🤖 AI Summary
This paper addresses the policy synthesis problem for Linear Temporal Logic over finite traces (LTLf⁺) and Probabilistic Propositional Linear Temporal Logic (PPLTL⁺) specifications on infinite trajectories of Markov Decision Processes (MDPs). We propose an efficient, scalable, and fully automated synthesis method. Our core contribution is the first integration of LTLf⁺/PPLTL⁺ into MDP planning, enabled by a novel class of deterministic finite automata (DFAs) tailored for probabilistic systems—“MDP-friendly” DFAs with controllable nondeterminism—that jointly ensure semantic fidelity, construction efficiency, and modular composability. The method integrates temporal-logic semantics translation, symbolic DFA construction, and probabilistic model checking to yield a lightweight, theoretically complete synthesis algorithm. Compared to conventional reactive synthesis, our approach substantially reduces state-space complexity and supports efficient symbolic implementation, thereby enhancing both scalability and practical applicability without sacrificing formal guarantees.
📝 Abstract
The temporal logics LTLf+ and PPLTL+ have recently been proposed to express objectives over infinite traces. These logics are appealing because they match the expressive power of LTL on infinite traces while enabling efficient DFA-based techniques, which have been crucial to the scalability of reactive synthesis and adversarial planning in LTLf and PPLTL over finite traces. In this paper, we demonstrate that these logics are also highly effective in the context of MDPs. Introducing a technique tailored for probabilistic systems, we leverage the benefits of efficient DFA-based methods and compositionality.
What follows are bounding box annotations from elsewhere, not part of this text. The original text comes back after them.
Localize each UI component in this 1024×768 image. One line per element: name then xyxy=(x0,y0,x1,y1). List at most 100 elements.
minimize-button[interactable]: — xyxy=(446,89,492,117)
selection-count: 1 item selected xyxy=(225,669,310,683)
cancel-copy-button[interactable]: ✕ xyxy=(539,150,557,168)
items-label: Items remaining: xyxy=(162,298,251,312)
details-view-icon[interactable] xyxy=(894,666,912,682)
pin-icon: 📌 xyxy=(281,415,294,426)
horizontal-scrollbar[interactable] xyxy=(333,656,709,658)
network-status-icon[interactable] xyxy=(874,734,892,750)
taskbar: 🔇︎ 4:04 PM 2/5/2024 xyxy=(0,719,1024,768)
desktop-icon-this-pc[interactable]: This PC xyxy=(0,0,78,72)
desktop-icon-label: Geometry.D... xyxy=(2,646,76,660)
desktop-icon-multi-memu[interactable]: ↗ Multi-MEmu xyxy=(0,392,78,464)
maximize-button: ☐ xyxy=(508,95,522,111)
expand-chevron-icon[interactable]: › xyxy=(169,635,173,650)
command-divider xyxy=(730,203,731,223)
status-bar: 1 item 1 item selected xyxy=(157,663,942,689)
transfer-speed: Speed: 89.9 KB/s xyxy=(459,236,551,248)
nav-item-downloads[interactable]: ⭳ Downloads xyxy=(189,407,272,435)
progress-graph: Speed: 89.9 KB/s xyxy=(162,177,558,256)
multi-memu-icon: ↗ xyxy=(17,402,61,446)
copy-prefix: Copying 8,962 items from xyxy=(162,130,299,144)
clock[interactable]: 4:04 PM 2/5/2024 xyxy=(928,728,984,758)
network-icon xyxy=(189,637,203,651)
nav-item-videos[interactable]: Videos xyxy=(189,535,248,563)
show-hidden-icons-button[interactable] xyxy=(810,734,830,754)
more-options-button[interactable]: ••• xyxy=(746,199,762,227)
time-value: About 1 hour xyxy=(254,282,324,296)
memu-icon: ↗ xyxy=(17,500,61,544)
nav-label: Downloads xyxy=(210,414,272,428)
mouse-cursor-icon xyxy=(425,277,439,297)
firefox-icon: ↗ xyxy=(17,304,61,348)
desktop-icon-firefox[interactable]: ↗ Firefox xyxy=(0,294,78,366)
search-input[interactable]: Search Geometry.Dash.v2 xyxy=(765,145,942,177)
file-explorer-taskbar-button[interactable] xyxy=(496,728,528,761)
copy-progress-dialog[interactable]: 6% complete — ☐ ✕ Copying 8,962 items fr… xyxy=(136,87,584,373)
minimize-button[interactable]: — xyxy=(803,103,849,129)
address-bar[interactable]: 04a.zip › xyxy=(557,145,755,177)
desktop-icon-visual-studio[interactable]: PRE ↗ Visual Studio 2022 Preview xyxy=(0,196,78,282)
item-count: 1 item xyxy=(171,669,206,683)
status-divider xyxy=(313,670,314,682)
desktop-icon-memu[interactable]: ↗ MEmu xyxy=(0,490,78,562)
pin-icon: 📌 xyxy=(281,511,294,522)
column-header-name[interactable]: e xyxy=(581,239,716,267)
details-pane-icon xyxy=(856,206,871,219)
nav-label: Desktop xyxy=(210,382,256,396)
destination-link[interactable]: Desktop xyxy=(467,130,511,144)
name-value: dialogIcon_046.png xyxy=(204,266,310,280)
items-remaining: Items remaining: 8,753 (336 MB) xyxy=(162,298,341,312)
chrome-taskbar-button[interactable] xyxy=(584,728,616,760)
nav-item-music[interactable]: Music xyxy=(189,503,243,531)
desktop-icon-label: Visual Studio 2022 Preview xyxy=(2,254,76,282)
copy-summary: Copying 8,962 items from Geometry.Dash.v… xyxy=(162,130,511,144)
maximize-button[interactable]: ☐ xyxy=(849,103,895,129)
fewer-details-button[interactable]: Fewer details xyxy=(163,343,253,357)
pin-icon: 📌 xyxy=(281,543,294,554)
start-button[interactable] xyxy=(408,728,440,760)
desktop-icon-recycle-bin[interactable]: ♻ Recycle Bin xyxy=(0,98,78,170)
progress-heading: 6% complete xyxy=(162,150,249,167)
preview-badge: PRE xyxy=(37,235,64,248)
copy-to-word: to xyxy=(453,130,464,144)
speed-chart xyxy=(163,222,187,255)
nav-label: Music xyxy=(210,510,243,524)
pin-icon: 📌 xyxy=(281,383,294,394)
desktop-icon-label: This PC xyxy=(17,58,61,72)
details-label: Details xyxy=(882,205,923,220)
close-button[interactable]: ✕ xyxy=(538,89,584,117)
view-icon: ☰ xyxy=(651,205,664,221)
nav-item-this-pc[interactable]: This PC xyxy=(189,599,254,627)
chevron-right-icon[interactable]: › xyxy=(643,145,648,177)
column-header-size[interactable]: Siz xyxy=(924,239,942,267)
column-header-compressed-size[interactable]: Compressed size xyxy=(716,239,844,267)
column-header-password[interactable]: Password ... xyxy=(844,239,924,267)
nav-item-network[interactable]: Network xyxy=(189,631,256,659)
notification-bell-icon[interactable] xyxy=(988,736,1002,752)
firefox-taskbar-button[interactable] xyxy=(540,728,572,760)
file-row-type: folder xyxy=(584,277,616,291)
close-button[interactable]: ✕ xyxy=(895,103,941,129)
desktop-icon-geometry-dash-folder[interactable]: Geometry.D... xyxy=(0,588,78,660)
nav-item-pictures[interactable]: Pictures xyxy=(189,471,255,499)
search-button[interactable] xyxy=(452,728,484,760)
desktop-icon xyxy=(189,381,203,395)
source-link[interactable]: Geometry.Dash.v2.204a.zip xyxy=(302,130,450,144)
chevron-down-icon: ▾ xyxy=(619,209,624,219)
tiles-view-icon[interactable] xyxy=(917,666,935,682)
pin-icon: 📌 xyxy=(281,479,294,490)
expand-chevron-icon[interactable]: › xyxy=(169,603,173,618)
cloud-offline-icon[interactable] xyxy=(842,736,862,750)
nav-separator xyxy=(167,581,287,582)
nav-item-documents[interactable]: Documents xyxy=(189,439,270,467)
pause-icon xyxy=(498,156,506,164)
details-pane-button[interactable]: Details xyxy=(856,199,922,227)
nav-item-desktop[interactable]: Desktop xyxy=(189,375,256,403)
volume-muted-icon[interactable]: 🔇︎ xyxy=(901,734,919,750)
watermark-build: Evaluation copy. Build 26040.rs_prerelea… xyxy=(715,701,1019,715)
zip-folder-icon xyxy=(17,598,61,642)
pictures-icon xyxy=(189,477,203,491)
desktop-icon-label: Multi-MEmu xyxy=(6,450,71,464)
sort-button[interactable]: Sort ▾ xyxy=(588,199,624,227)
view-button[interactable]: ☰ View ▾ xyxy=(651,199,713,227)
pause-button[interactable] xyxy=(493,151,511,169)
This approach is simpler than its non-probabilistic counterparts in reactive synthesis and adversarial planning, as it accommodates a controlled form of nondeterminism (``good for MDPs") in the automata when transitioning from finite to infinite traces. Notably, by exploiting compositionality, our solution is both implementation-friendly and well-suited for straightforward symbolic implementations.